In mathematics, a "well-defined" function is one where there is only 1 output for a given input (as a side note, you can have only single input functions, and still semantically get multiple inputs using currying).

For multi-valued functions (eg. squared root of a positive integer, for example), it's sufficient to return a collection or sequence of values.

For the types of functions you're talking about (ie. functions that return multiple values, of different types) I see it slightly differently than you seem to: I see the need/use of out params as a workaround for better design or a more useful data structure. For example, I'd prefer if *.TryParse(...) methods returned a Maybe monad instead of using an out param. Think of this code in F#:

let s = "1"
match tryParse s with
| Some(i) -> // do whatever with i
| None -> // failed to parse

Compiler/IDE/analysis support is very good for these constructs. This would solve much of the "need" for out params. To be completely honest, I can't think of any other methods off-hand where this wouldn't be the solution.

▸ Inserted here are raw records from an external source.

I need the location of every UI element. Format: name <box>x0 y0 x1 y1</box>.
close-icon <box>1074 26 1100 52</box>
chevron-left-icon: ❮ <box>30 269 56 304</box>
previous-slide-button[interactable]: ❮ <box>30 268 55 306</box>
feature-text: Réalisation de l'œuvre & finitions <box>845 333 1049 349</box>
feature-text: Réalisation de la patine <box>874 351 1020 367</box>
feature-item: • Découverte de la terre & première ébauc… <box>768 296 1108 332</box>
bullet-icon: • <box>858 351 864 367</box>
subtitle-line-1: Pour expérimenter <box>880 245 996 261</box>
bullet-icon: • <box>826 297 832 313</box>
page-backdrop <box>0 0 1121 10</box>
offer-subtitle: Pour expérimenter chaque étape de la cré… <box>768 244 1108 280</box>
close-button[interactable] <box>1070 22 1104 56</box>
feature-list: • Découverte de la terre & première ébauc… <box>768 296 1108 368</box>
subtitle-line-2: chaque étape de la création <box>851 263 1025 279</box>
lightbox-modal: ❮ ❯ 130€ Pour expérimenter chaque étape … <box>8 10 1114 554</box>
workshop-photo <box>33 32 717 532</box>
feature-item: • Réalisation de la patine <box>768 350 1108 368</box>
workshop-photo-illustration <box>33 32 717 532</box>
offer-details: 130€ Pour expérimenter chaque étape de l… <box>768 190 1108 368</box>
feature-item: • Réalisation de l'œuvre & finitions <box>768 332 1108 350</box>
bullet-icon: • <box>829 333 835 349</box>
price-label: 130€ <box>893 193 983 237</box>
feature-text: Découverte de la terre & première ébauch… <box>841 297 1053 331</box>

For other scenarios—the ones I can't remember—a simple Tuple suffices.

Speak my language

BlueRaja - Danny Pflughoeft answers (17 votes):

Some languages, like Python, support multiple return values natively, while some languages, like C#, support them via their base libraries.

But in general, even in languages that support them, multiple return values are not used often because they're sloppy:

  • Functions that return multiple values are hard to name clearly.
  • It's easy to mistake the order of the return values.
    (password, username) = GetUsernameAndPassword()
    (For this same reason, many people avoid having too many parameters to a function; some even take it as far as to say a function should never have two parameters of the same type!)
  • OOP languages already have a better alternative to multiple return-values: classes. They're more strongly-typed, they keep the return values grouped as one logical unit, and they keep the names of (properties of) the return values consistent across all uses.

The one place they are pretty convenient is in languages (like Python) where multiple return values from one function can be used as multiple input parameters to another. But, the use-cases where this is a better design than using a class are pretty slim.